Não era uma só mão agora; ele não conseguiu contar quantas eram. A do ombro continuava lá. Mais uma estava sobre seu peito, empurrando-o, e outra nos cabelos; algumas nas costas, no abdômen, nas pernas, entre elas. Muitas mãos, arranhando-o, fazendo-o ir para a cama. Ele estava desesperado, e quanto mais tentava fugir do invisível, mais apanhava.

Estava preso, e permaneceu assim, segurado pelas mãos. Foram cinco horas. Ele já começara a sangrar em alguns pontos.

Então ouviu um barulho na casa, e, logo depois, uma voz feminina alta e clara, vinda do outro lado da porta.

— Você não pode me ver.

Não houve tempo para resposta. Ele sentiu dois dedos, com unhas afiadas, entrarem em seus olhos, perfurando-os. Gritou, muito alto. Sangue escorreu por seu rosto, dois furos bem no meio de seus olhos. Ouviu a porta se abrir enquanto continuava a gritar e se debater, desesperado, louco.

— Você pode me ouvir. Quero que me ouça.

Gritaria irritante.

— Como vai me ouvir com todo esse barulho?

As mãos invisíveis abriram sua boca com força, e uma começou a entrar por ela, tentando alcançar sua garganta. Dois dedos conseguiram descer o bastante para arranhá-lo internamente, fazendo-o sangrar e vomitar. Quase se afogou com isso, mas as mãos o empurraram para que ele cuspisse tudo ao lado.

Sentiu a cama balançar com alguém que se sentava. Ele não conseguia emitir som algum.

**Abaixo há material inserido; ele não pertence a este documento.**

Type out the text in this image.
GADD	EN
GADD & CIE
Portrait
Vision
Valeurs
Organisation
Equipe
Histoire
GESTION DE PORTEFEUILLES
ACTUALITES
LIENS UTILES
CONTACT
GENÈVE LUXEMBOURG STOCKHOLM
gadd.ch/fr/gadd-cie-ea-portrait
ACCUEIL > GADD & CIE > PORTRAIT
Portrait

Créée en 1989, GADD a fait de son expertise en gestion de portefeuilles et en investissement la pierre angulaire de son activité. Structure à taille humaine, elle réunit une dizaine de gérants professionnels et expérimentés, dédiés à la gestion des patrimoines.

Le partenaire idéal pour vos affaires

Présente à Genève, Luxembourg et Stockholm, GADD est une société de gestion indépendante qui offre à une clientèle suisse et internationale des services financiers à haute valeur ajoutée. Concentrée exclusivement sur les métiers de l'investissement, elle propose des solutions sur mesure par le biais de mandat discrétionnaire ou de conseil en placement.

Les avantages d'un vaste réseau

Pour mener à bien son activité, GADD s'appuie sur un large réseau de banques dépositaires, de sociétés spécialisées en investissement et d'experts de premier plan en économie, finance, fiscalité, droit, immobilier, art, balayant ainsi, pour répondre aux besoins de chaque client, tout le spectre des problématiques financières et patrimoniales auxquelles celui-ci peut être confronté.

— Tenho cabelos castanhos e lisos. Sou bela. Estou com um vestido rasgado, culpa de minha corrida até aqui. Faça a imagem em sua mente. E desculpe por ter demorado tanto, eu estava longe.

Paulo mal ouvia as palavras. Estava quase dominado pelo medo.

— Vim de uma família de bruxos. Magos, feiticeiros, chame como quiser. Morávamos em um belo reino, realmente encantado, cercado de magia por todo lado. Isso foi no século XVI; você nos conhece dos livros de História, ou talvez dos de contos de fadas. Existiam alguns feitiços tradicionais para nós; um deles era o da castidade, para mulheres. Era colocado assim que a menina nascia, e só seria retirado quando ela fosse se casar com alguém que os pais aprovassem. Até que encontrasse essa pessoa, a mulher seria virgem, e se tentasse ter uma relação antes disso, ela e o parceiro morreriam. O feitiço foi colocado em mim, como você já deve ter entendido.

Voz calma e paciente. As mãos arrancavam o que restou da roupa de Paulo.

— Porém, algo perturbou nosso ciclo de vida, algo que fez com que sumíssemos do mapa. Outro clã de magos nos atacou e matou quase toda a nossa população, incluindo meus pais. Como órfã, eu tive em mim um outro feitiço tradicional nascendo: o da imortalidade. A ideia era que eu não corresse perigo até que descobrisse como me livrar desse encanto. O outro clã sabia disso; tentaram matar os filhos antes dos pais, mas eu e alguns outros escapamos. Sempre fora proibido que a imortalidade fosse imposta em qualquer outro caso que não esse, a não ser com intervenção direta do rei ou da rainha. O único problema para mim era que, com o ataque, todos os nossos livros de magia, ou quase todos, se foram!

Paulo já estava petrificado. Furos nos olhos, garganta rasgada por dentro.

— Depois de pesquisar e procurar muito, descobri como retirar a imortalidade, mas não fiz isso. Estava concentrada no maldito feitiço de castidade. O único modo de retirá-lo era através de meus pais, meus pais mortos! Era um feitiço muito variável. Dependia completamente do que os pais consideravam alguém bom para sua filha, da mente deles ao impor o encanto. Tentei descobrir sozinha, mas o mais próximo que cheguei foram essas mãos invisíveis, para que eu possa tocar, e um modo de observar através de olhos invisíveis. Eu vi você com Mônica. Mas é uma faca de dois gumes; não posso ser vista e admirada por qualquer pessoa, ou sinto dores horríveis. E o toque através dessas mãos não é como o toque físico e real. Então me diga, Paulo, o que mais eu posso fazer senão continuar tentando quebrar o feitiço? O que mais, senão procurar uma pessoa que meus pais teriam aceitado, e infelizmente matando-a se ela não for a escolhida? Não é necessário que seja um homem, já que nosso reino nunca nos obrigou a isso. Podia ser qualquer um, desde que meus pais aceitassem. Eu prefiro homens, especialmente os que já tenham tirado a virgindade de alguma mulher; mas realmente pode ser qualquer um. E eu não morrerei com as tentativas, graças à minha imortalidade, é claro.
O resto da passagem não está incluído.